A.  La norme de contrôle et les questions dont nous sommes saisis

[55]  Je commence, comme il se doit, par quelques mots sur la norme de contrôle applicable aux questions dont nous sommes saisis.

[56]  Il est acquis en matière jurisprudentielle que les questions de droit sont assujetties à la norme de la décision correcte et les questions de fait, à la norme de l’erreur manifeste et dominante. Quant aux questions mixtes de fait et de droit, elles sont également assujetties à la norme de l’erreur manifeste et dominante à moins de l’existence d’une question de droit isolable, auquel cas, la norme de la décision correcte s’applique à la question de droit (Housen c. Nikolaisen, 2002 CSC 33, [2002] 2 R.C.S. 235, par. 8, 10 et 37) [Housen].

[57]  Il n’y a pas de désaccord entre les parties sur le fait que les normes établies dans l’arrêt Housen s’appliquent à la présente instance. Toutefois, les parties ne s’entendent pas sur la norme à appliquer à chaque question.
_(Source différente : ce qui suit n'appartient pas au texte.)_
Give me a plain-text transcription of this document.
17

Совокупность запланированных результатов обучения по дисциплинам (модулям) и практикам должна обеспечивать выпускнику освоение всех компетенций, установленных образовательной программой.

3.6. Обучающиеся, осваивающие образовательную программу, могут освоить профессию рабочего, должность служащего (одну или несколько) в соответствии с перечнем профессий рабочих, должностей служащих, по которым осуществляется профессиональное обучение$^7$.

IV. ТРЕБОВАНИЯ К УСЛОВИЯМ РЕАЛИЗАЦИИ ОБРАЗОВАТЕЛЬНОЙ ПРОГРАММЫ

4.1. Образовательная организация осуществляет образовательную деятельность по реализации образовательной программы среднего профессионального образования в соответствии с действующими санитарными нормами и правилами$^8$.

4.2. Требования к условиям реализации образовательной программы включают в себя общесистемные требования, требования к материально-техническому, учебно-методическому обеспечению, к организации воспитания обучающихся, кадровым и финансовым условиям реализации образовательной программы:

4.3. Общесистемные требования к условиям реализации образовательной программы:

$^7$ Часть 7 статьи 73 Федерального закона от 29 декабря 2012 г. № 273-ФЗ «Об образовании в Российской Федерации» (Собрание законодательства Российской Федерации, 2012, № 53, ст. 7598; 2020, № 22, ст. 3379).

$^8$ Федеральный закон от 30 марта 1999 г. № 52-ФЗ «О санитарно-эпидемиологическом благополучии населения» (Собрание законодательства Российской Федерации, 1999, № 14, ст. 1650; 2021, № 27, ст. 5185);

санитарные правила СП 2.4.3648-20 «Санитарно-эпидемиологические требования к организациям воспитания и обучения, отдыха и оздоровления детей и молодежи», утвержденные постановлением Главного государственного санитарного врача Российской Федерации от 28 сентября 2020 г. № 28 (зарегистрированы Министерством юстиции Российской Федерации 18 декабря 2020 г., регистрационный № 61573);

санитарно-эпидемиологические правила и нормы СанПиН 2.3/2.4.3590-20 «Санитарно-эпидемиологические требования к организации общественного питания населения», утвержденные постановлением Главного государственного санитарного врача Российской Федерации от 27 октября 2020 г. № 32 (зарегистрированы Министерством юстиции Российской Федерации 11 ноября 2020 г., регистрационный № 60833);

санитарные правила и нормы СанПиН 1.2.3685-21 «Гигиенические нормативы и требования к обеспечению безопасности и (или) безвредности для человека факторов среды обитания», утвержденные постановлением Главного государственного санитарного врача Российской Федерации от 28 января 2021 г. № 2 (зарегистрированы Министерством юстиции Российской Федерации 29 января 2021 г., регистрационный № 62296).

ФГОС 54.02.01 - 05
[58]  Selon l’appelante, toutes les questions dont nous sommes saisis dans le cadre du présent appel sont des questions de droit susceptibles de révision selon la norme de la décision correcte. À son avis, puisque l’appel repose entièrement sur l’interprétation erronée du paragraphe 16(1) par le juge, la norme de l’erreur manifeste et dominante ne s’applique pas.

·  L’intimée adopte un point de vue différent sur la question. Elle soutient que l’interprétation du paragraphe 16(1), et plus particulièrement des mots « raisonnable de considérer », exige un examen objectif des faits et circonstances pertinents. Ainsi, selon l’intimée, le juge était tenu d’examiner les transactions principales afin de déterminer si l’écart de 207,5 millions de dollars était une somme qu’il était « raisonnable de considérer comme des intérêts » et donc « considérée comme des intérêts sur un titre de créance détenu par la personne à qui le montant est payé ou payable [...] ». Par conséquent, l’intimée soutient que l’évaluation par le juge des transactions principales et ses conclusions à cet égard doivent être examinées en fonction de la norme de l’erreur manifeste et dominante.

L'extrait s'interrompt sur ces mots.